Doğurganlık Verileri Kötümser Tablo Çiziyor
AK Parti MKYK Üyesi ve Düzce Milletvekili Ayşe Keşir, TBMM Genel Kurulu’nda yaptığı gündem dışı konuşmada, Türkiye'nin doğurganlık hızındaki tehlikeli düşüşe dikkat çekti. Keşir, OECD ülkeleri ortalamasının altına inilen bu durumun ciddi endişeler yarattığını belirtti.
Kritik Eşikler ve Türkiye Gerçeği
Doğurganlık hızı konusunda iki kritik eşiğin bulunduğunu vurgulayan Keşir, "2,1'e düştüğümüzde nüfus durağanlaşıyor, hatta yaşlanıyor. 1,9'a düştüğümüzde ise geri döndürülemez bir eşiğe girmiş oluyoruz" dedi. Türkiye’nin 2023 verilerine göre doğurganlık hızının 1,51 olduğunu açıklayan Keşir, bu durumun alarm zilleri çaldığını ifade etti.
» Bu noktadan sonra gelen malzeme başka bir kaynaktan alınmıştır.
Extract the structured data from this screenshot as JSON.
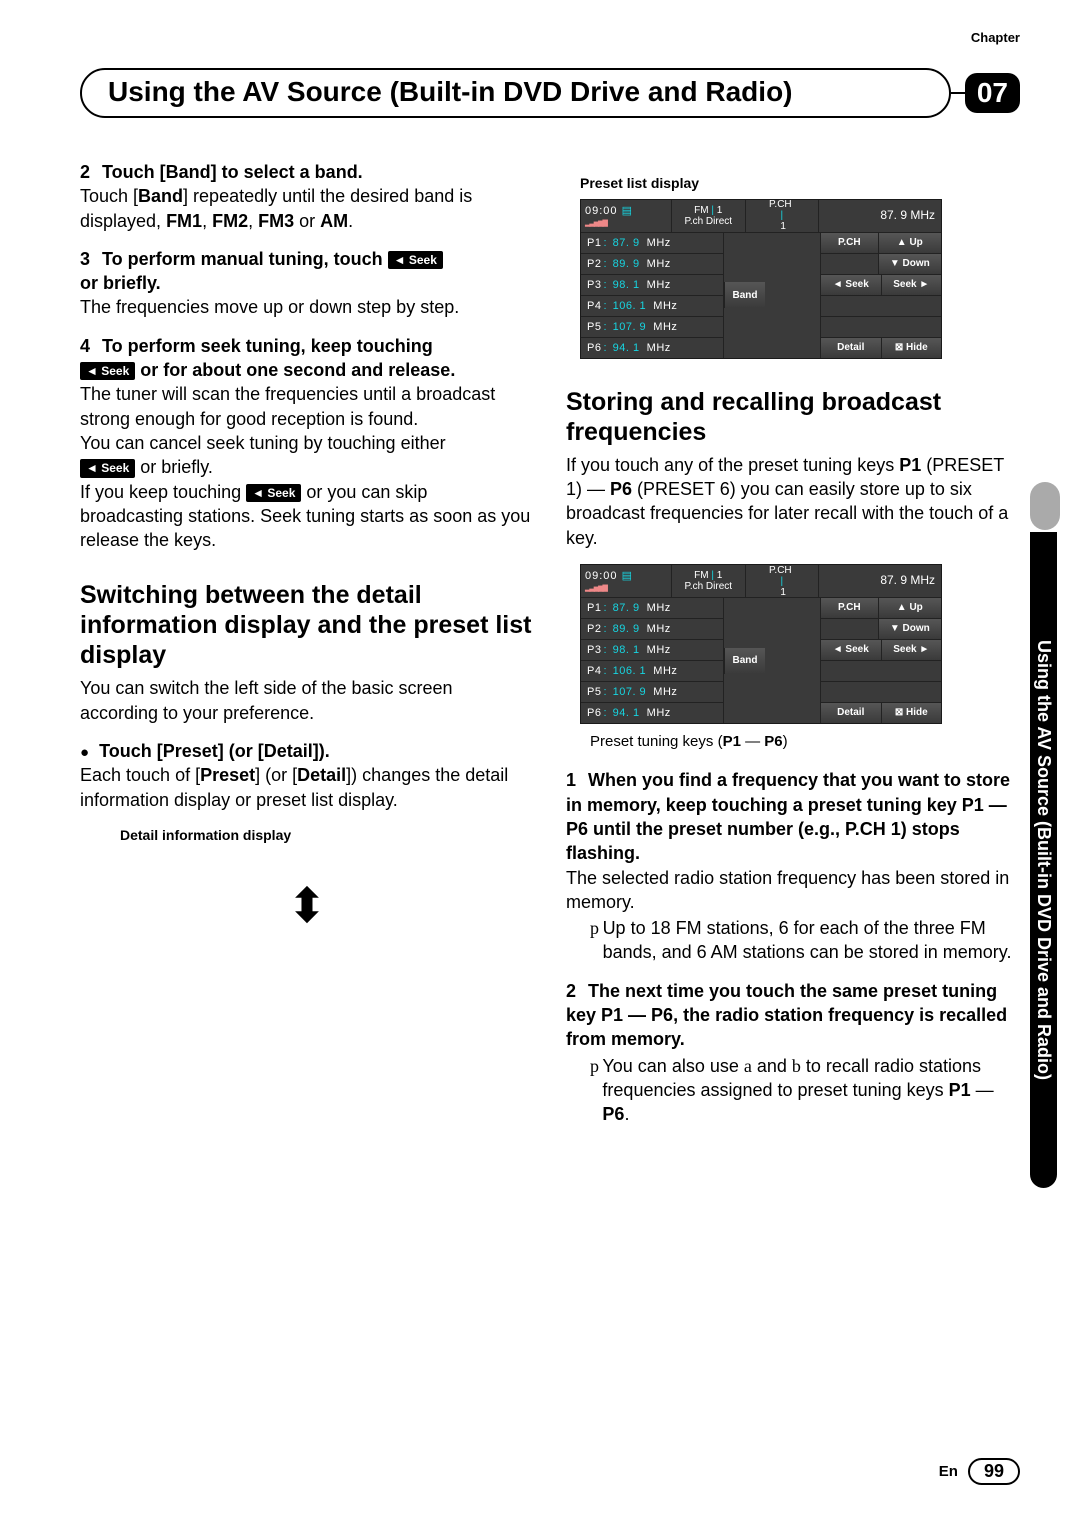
{
  "header": {
    "chapter_word": "Chapter",
    "title": "Using the AV Source (Built-in DVD Drive and Radio)",
    "chapter_num": "07"
  },
  "side_tab": "Using the AV Source (Built-in DVD Drive and Radio)",
  "seek_badge": "◄ Seek",
  "left": {
    "s2_head_num": "2",
    "s2_head": "Touch [Band] to select a band.",
    "s2_body_a": "Touch [",
    "s2_body_b": "Band",
    "s2_body_c": "] repeatedly until the desired band is displayed, ",
    "s2_body_d": "FM1",
    "s2_body_e": ", ",
    "s2_body_f": "FM2",
    "s2_body_g": ", ",
    "s2_body_h": "FM3",
    "s2_body_i": " or ",
    "s2_body_j": "AM",
    "s2_body_k": ".",
    "s3_head_num": "3",
    "s3_head_a": "To perform manual tuning, touch ",
    "s3_head_b": " or            briefly.",
    "s3_body": "The frequencies move up or down step by step.",
    "s4_head_num": "4",
    "s4_head_a": "To perform seek tuning, keep touching ",
    "s4_head_b": " or            for about one second and release.",
    "s4_body1": "The tuner will scan the frequencies until a broadcast strong enough for good reception is found.",
    "s4_body2_a": "You can cancel seek tuning by touching either ",
    "s4_body2_b": " or            briefly.",
    "s4_body3_a": "If you keep touching ",
    "s4_body3_b": " or            you can skip broadcasting stations. Seek tuning starts as soon as you release the keys.",
    "h2_switch": "Switching between the detail information display and the preset list display",
    "switch_body": "You can switch the left side of the basic screen according to your preference.",
    "bullet_head": "Touch [Preset] (or [Detail]).",
    "bullet_body_a": "Each touch of [",
    "bullet_body_b": "Preset",
    "bullet_body_c": "] (or [",
    "bullet_body_d": "Detail",
    "bullet_body_e": "]) changes the detail information display or preset list display.",
    "fig1_cap": "Detail information display"
  },
  "right": {
    "fig2_cap": "Preset list display",
    "h2_store": "Storing and recalling broadcast frequencies",
    "store_body_a": "If you touch any of the preset tuning keys ",
    "store_body_b": "P1",
    "store_body_c": " (PRESET 1) — ",
    "store_body_d": "P6",
    "store_body_e": " (PRESET 6) you can easily store up to six broadcast frequencies for later recall with the touch of a key.",
    "fig3_cap_a": "Preset tuning keys (",
    "fig3_cap_b": "P1",
    "fig3_cap_c": " — ",
    "fig3_cap_d": "P6",
    "fig3_cap_e": ")",
    "s1_head_num": "1",
    "s1_head": "When you find a frequency that you want to store in memory, keep touching a preset tuning key P1 — P6 until the preset number (e.g., P.CH 1) stops flashing.",
    "s1_body": "The selected radio station frequency has been stored in memory.",
    "s1_note": "Up to 18 FM stations, 6 for each of the three FM bands, and 6 AM stations can be stored in memory.",
    "s2b_head_num": "2",
    "s2b_head": "The next time you touch the same preset tuning key P1 — P6, the radio station frequency is recalled from memory.",
    "s2b_note_a": "You can also use ",
    "s2b_note_b": "a",
    "s2b_note_c": " and ",
    "s2b_note_d": "b",
    "s2b_note_e": " to recall radio stations frequencies assigned to preset tuning keys ",
    "s2b_note_f": "P1",
    "s2b_note_g": " — ",
    "s2b_note_h": "P6",
    "s2b_note_i": "."
  },
  "screen": {
    "clock": "09:00",
    "fm_label": "FM",
    "fm_num": "1",
    "pch_dir": "P.ch Direct",
    "pch": "P.CH",
    "pch_num": "1",
    "freq": "87. 9 MHz",
    "presets": [
      {
        "p": "P1",
        "v": "87. 9",
        "u": "MHz"
      },
      {
        "p": "P2",
        "v": "89. 9",
        "u": "MHz"
      },
      {
        "p": "P3",
        "v": "98. 1",
        "u": "MHz"
      },
      {
        "p": "P4",
        "v": "106. 1",
        "u": "MHz"
      },
      {
        "p": "P5",
        "v": "107. 9",
        "u": "MHz"
      },
      {
        "p": "P6",
        "v": "94. 1",
        "u": "MHz"
      }
    ],
    "btn_pch": "P.CH",
    "btn_up": "▲ Up",
    "btn_down": "▼ Down",
    "btn_band": "Band",
    "btn_seek_l": "◄ Seek",
    "btn_seek_r": "Seek ►",
    "btn_detail": "Detail",
    "btn_hide": "⊠ Hide"
  },
  "footer": {
    "lang": "En",
    "page": "99"
  }
}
İngiltere-Türkiye Karşılaştırması: Hız Farkı Şok Etti!
Keşir, Türkiye'deki doğum oranındaki düşüşün hızına dikkat çekerek çarpıcı bir örnek verdi. "İngiltere’nin üç çocuktan bir çocuğa düşmesi 112 yıl almışken, Türkiye’de aynı düşüş sadece 32 yılda gerçekleşti" dedi. Bu durumun, Türkiye'nin demografik yapısı açısından son derece önemli ve dikkat edilmesi gereken bir gerçek olduğunu belirtti.
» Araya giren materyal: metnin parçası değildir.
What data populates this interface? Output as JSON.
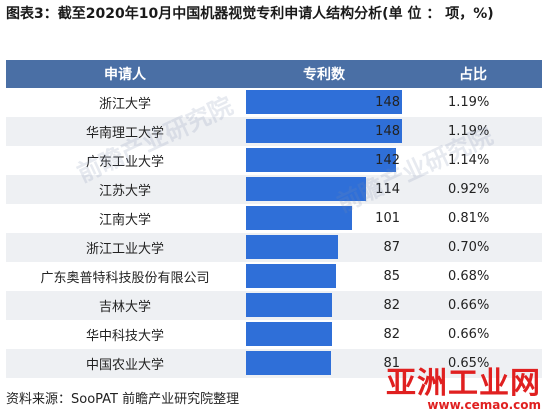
{
  "title": "图表3：截至2020年10月中国机器视觉专利申请人结构分析(单 位 ： 项，%)",
  "headers": {
    "name": "申请人",
    "count": "专利数",
    "share": "占比"
  },
  "colors": {
    "header_bg": "#4a6fa5",
    "bar": "#2f6fd8"
  },
  "chart_data": {
    "type": "table",
    "title": "图表3：截至2020年10月中国机器视觉专利申请人结构分析(单 位 ： 项，%)",
    "columns": [
      "申请人",
      "专利数",
      "占比"
    ],
    "rows": [
      {
        "name": "浙江大学",
        "count": 148,
        "share": "1.19%"
      },
      {
        "name": "华南理工大学",
        "count": 148,
        "share": "1.19%"
      },
      {
        "name": "广东工业大学",
        "count": 142,
        "share": "1.14%"
      },
      {
        "name": "江苏大学",
        "count": 114,
        "share": "0.92%"
      },
      {
        "name": "江南大学",
        "count": 101,
        "share": "0.81%"
      },
      {
        "name": "浙江工业大学",
        "count": 87,
        "share": "0.70%"
      },
      {
        "name": "广东奥普特科技股份有限公司",
        "count": 85,
        "share": "0.68%"
      },
      {
        "name": "吉林大学",
        "count": 82,
        "share": "0.66%"
      },
      {
        "name": "华中科技大学",
        "count": 82,
        "share": "0.66%"
      },
      {
        "name": "中国农业大学",
        "count": 81,
        "share": "0.65%"
      }
    ],
    "bar_max": 148
  },
  "footer": "资料来源：SooPAT  前瞻产业研究院整理",
  "watermark": {
    "logo": "亚洲工业网",
    "url": "www.cemao.com",
    "ghost": "前瞻产业研究院"
  }
}
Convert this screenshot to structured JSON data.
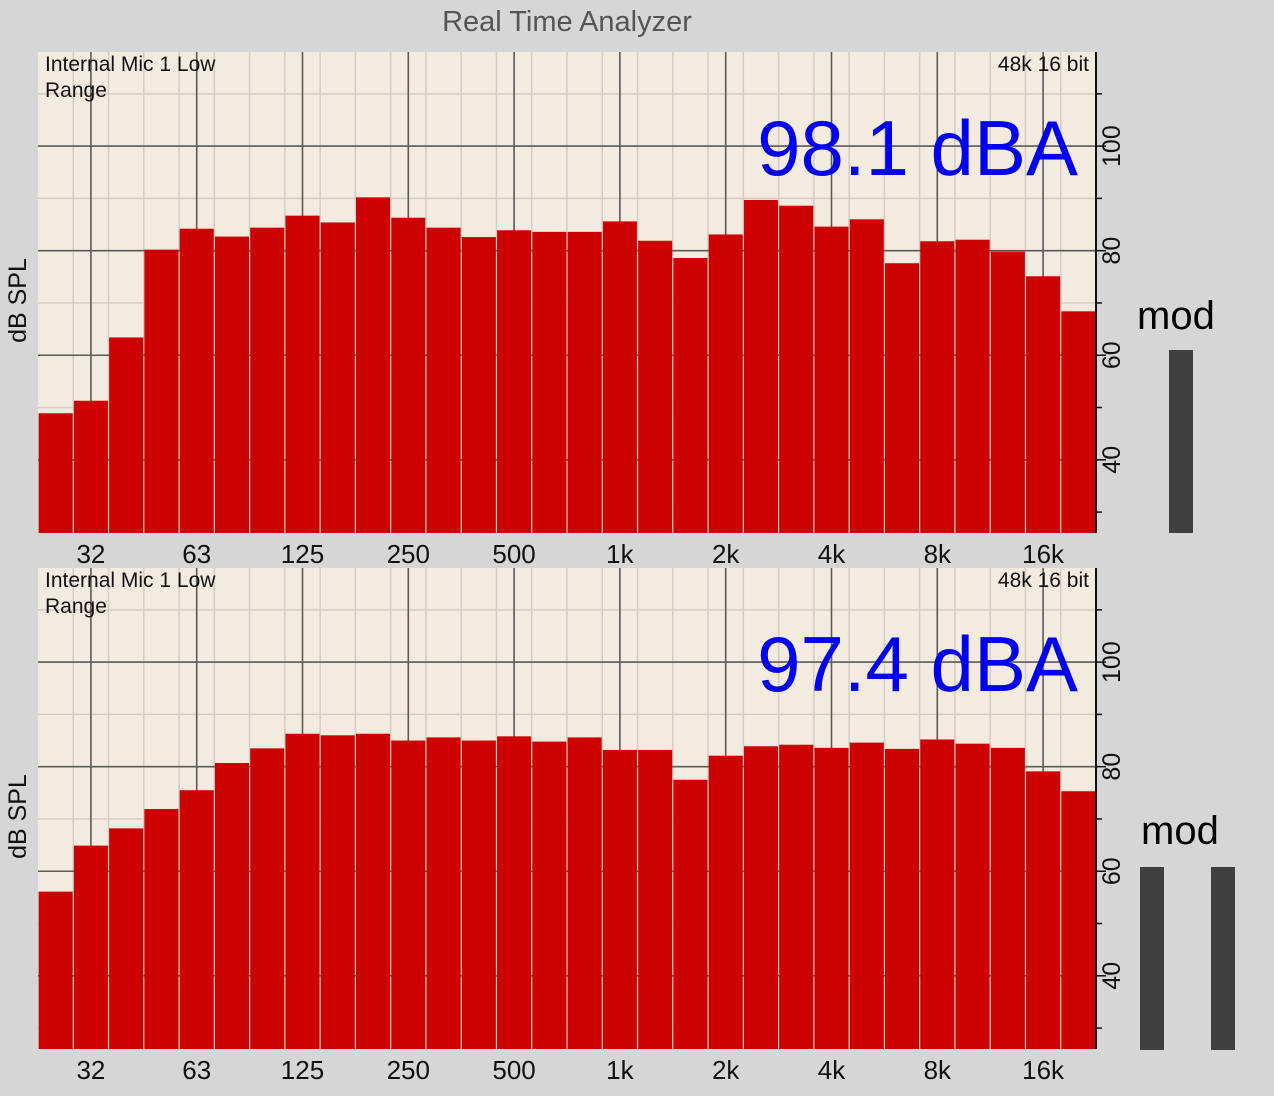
{
  "app": {
    "title": "Real Time Analyzer"
  },
  "colors": {
    "bar": "#cc0000",
    "plot_bg": "#f3ebe0",
    "grid": "#5a5a5a",
    "grid_minor": "#d4cdc4",
    "level_text": "#0000ee",
    "meter": "#404040",
    "panel_bg": "#d6d6d6"
  },
  "panels": [
    {
      "source_line1": "Internal Mic 1 Low",
      "source_line2": "Range",
      "format": "48k 16 bit",
      "level": "98.1 dBA",
      "meter_label": "mod",
      "meter_bars": [
        0.51
      ]
    },
    {
      "source_line1": "Internal Mic 1 Low",
      "source_line2": "Range",
      "format": "48k 16 bit",
      "level": "97.4 dBA",
      "meter_label": "mod",
      "meter_bars": [
        0.51,
        0.51
      ]
    }
  ],
  "chart_data": [
    {
      "type": "bar",
      "ylabel": "dB SPL",
      "ylim": [
        26,
        118
      ],
      "y_ticks": [
        40,
        60,
        80,
        100
      ],
      "x_tick_labels": [
        "32",
        "63",
        "125",
        "250",
        "500",
        "1k",
        "2k",
        "4k",
        "8k",
        "16k"
      ],
      "values": [
        48.9,
        51.3,
        63.4,
        80.2,
        84.2,
        82.7,
        84.4,
        86.7,
        85.4,
        90.2,
        86.3,
        84.4,
        82.6,
        83.9,
        83.6,
        83.6,
        85.6,
        81.9,
        78.6,
        83.1,
        89.7,
        88.6,
        84.6,
        86.0,
        77.6,
        81.8,
        82.1,
        79.8,
        75.1,
        68.4
      ],
      "grid": true
    },
    {
      "type": "bar",
      "ylabel": "dB SPL",
      "ylim": [
        26,
        118
      ],
      "y_ticks": [
        40,
        60,
        80,
        100
      ],
      "x_tick_labels": [
        "32",
        "63",
        "125",
        "250",
        "500",
        "1k",
        "2k",
        "4k",
        "8k",
        "16k"
      ],
      "values": [
        56.1,
        64.9,
        68.2,
        71.9,
        75.5,
        80.7,
        83.5,
        86.3,
        86.0,
        86.3,
        85.0,
        85.6,
        85.0,
        85.8,
        84.8,
        85.6,
        83.2,
        83.2,
        77.5,
        82.1,
        83.9,
        84.2,
        83.6,
        84.6,
        83.4,
        85.2,
        84.4,
        83.6,
        79.1,
        75.3
      ],
      "grid": true
    }
  ]
}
Kadınların İstedikleri Çocuk Sayısı: Politikaların Temeli Olmalı
40 yaş üstü kadınlara yönelik yapılan ankette ortaya çıkan sonuçlar da dikkat çekiciydi. Keşir, "Kadınların yüzde 60'ı istedikleri çocuk sayısından daha az çocuğa sahip olduklarını söylüyorlar. Yani imkanları olsa kadınların önemli bir kısmı daha fazla çocuk sahibi olmak istiyor" dedi. Bu durumun, aile ve kadınları kapsayan teşviklerin yeniden düzenlenmesi gerektiğini vurguladı.
Keşir'in Önemli Vurguları
Türkiye’nin doğurganlık hızı 2023 itibarıyla 1,51 olarak gerçekleşti.
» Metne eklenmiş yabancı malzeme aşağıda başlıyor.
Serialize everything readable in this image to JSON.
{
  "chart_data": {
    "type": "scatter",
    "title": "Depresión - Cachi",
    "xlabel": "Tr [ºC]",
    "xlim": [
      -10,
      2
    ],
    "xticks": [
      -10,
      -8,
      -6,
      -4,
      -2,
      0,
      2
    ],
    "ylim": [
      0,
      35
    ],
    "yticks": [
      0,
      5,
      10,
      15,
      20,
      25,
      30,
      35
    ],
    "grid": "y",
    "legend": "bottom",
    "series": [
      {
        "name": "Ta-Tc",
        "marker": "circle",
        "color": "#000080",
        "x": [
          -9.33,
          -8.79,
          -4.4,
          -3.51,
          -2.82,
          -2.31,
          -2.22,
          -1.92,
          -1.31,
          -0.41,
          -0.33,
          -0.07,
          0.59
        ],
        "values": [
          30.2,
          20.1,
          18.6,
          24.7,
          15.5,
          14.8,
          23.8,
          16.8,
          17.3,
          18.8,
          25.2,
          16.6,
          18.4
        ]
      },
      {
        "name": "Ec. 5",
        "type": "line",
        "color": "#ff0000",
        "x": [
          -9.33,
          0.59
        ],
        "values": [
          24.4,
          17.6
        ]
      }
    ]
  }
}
İngiltere’nin doğum oranındaki düşüş 112 yıl sürerken, Türkiye’de aynı düşüş sadece 32 yılda yaşandı.
40 yaş üstü kadınların yüzde 60'ı istedikleri çocuk sayısından daha az çocuğa sahip olduklarını belirtiyorlar.
Ayşe Keşir, bu konunun sadece çalışma ve istihdamla ilgili olmadığını, teşviklerin tüm aileyi ve kadınları kapsayacak şekilde düzenlenmesi gerektiğini vurguladı.